Additionally, there is a pair of commands for turning buffers into images and the other way around:
B.4. Specialized synchronization primitives
Here are the last two synchronization mechanisms we did not see in the previous chapter, VkBufferMemoryBarrier (mostly useless, bar for ownership transfers) and VkImageMemoryBarrier (used for ownership transfers and layout transitions).
These constructs are variants of VkMemoryBarrier, which we met previously. In theory, they can be used as memory barriers that only concern a single specific resource. In practice, this feature is not supported by any major driver (at least according to this or that). The resulting behavior is that of a classical memory barrier so we are just as well off using just classical barriers for this purpose (I do not think we would be worse of, however, and exotic/future devices could benefit from more specialized barriers being used, so why not?).

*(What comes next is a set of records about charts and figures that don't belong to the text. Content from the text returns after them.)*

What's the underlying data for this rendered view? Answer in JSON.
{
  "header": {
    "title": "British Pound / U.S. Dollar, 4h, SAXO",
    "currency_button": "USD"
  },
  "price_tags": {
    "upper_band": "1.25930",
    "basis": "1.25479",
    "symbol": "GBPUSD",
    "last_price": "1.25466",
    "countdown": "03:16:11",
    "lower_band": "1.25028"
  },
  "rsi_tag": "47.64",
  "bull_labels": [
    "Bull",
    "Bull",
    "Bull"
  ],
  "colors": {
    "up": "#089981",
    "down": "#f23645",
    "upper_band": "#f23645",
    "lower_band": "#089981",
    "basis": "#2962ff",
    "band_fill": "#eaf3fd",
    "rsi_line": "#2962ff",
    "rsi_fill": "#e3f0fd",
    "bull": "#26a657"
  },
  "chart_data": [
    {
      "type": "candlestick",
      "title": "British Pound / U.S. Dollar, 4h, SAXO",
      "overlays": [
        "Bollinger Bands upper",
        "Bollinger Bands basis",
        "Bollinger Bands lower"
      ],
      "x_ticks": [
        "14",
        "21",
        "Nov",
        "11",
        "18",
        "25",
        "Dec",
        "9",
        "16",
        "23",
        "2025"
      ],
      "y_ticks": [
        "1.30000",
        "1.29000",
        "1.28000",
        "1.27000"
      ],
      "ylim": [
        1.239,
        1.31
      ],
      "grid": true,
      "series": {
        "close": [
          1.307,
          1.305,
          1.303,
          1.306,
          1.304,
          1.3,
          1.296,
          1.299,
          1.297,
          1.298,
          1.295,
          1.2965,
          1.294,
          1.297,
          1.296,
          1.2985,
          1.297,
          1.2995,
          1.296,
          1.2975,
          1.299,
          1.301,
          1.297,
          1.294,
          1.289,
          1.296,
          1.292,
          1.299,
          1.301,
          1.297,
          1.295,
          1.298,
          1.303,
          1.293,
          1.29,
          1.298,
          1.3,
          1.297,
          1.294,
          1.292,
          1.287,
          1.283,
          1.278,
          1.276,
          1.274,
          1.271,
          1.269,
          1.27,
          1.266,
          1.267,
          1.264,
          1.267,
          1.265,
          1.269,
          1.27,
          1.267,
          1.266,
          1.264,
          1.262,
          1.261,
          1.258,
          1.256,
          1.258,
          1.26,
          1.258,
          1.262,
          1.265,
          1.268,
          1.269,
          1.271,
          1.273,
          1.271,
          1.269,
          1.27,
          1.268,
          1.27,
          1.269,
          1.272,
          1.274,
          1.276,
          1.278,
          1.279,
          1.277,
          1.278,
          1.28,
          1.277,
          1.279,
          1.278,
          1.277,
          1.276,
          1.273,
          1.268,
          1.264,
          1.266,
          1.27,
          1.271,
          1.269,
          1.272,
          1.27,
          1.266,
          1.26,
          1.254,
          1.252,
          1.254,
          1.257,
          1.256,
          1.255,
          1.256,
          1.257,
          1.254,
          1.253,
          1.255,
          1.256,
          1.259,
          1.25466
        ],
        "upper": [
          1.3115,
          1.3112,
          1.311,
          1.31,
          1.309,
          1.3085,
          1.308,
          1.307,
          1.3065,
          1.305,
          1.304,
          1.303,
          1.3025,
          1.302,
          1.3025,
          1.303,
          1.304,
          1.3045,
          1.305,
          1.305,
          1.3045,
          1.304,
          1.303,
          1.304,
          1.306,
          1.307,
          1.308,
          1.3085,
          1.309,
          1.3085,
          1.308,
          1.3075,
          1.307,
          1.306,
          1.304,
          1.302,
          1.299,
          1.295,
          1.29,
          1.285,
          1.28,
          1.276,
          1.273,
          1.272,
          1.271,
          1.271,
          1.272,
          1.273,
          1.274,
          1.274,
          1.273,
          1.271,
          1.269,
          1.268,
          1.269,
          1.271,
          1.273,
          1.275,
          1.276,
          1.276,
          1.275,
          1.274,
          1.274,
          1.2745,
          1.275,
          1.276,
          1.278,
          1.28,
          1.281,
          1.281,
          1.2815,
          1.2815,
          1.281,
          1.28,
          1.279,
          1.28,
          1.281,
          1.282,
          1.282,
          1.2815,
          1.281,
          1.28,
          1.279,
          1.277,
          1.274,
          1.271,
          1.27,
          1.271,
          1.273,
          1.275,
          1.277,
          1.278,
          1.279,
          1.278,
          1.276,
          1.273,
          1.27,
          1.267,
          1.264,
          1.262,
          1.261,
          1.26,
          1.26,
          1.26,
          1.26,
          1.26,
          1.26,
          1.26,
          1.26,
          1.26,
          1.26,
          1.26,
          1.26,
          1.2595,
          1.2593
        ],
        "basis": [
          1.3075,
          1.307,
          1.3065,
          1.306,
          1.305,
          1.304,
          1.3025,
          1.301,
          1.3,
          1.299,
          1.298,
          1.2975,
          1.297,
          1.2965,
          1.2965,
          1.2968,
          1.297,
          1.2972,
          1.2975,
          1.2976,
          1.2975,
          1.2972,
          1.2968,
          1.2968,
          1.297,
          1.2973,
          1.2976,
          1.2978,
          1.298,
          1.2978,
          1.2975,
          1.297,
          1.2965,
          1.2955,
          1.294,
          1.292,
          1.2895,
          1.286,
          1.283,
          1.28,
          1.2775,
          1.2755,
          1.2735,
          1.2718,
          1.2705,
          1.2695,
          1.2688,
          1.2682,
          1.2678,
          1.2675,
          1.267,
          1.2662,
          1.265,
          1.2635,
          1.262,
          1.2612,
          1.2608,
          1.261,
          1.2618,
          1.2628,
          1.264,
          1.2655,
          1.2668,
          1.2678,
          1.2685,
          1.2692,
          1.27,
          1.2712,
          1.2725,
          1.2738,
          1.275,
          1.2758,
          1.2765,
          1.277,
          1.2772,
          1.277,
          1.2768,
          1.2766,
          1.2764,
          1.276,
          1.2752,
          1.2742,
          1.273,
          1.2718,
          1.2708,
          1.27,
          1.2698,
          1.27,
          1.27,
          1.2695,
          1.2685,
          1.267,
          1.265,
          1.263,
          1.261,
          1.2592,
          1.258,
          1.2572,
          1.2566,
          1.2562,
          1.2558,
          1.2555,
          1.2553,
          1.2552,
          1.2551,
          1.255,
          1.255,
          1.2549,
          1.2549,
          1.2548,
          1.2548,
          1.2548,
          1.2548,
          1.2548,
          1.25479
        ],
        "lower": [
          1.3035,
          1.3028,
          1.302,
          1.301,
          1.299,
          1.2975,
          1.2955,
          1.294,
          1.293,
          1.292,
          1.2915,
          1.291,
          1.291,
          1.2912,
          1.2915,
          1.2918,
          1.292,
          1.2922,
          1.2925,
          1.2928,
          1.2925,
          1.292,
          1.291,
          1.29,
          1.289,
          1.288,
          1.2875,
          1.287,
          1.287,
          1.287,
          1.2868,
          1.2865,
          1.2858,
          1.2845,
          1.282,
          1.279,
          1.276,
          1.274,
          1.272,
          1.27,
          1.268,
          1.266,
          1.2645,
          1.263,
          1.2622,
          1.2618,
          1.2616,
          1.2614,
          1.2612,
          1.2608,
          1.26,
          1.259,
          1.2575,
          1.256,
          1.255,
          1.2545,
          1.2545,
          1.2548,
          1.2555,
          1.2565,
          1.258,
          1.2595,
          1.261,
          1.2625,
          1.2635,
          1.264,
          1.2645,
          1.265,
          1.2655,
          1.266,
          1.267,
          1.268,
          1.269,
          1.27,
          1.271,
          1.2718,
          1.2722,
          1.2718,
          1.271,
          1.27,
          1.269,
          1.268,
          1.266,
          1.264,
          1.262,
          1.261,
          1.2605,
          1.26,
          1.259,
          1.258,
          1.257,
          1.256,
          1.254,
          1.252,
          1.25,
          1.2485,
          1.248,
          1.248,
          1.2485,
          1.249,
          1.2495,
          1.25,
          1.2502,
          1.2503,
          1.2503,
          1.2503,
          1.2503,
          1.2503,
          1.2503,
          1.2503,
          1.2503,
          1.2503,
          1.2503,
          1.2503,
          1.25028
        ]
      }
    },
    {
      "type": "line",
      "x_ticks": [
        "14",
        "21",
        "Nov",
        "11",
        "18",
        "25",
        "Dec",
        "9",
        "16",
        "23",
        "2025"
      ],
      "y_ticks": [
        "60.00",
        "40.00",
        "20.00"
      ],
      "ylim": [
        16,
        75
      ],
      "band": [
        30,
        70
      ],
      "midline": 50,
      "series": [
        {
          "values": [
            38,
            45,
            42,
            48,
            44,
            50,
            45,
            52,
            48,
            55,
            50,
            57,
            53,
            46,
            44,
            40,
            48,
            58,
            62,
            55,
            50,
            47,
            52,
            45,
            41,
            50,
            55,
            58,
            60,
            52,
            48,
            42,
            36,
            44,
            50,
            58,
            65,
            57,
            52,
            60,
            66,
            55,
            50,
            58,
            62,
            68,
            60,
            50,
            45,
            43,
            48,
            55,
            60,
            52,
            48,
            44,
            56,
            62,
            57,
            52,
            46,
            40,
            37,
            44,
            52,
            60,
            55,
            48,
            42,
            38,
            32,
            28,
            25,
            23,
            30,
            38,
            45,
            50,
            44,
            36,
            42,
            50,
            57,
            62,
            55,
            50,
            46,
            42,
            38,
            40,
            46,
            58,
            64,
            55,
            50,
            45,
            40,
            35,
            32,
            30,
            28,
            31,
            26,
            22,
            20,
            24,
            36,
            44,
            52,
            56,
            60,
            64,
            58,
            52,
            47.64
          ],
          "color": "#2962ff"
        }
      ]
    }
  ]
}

Both of these primitives are executed by passing them as arguments to vkCmdPipelineBarrier.
B.4.1. Buffer barriers
In practice, we only use VkBufferMemoryBarrier for one purpose: ownership transfers of buffers or subsets thereof. We only need to specify the index of the previous owner (remember that we are dealing with queue families) and that of the new owner and we are set (except that we need to do it twice, once for release and once for acquisition, and we also need to add synchronization between these two steps, as discussed above).
B.4.2. Image barriers
Just like buffer barriers, VkImageMemoryBarrier can be used for ownership transfers. However, this primitive has an additional trick up its sleeve, namely layout transitions.
When we want to change the current role of an image resource, we do a layout transition. To actually do a layout transition, we simply specify the original layout of the image as well as its new one. Note that layout transitions happen in local cache: we need to make sure that the local cache is in sync with the main memory before running the operation. Additionally, its effects are not automatically pushed to main memory. The layout transition occurs after the commands that the barrier waits on are done executing, and before the instructions waiting on the barrier run.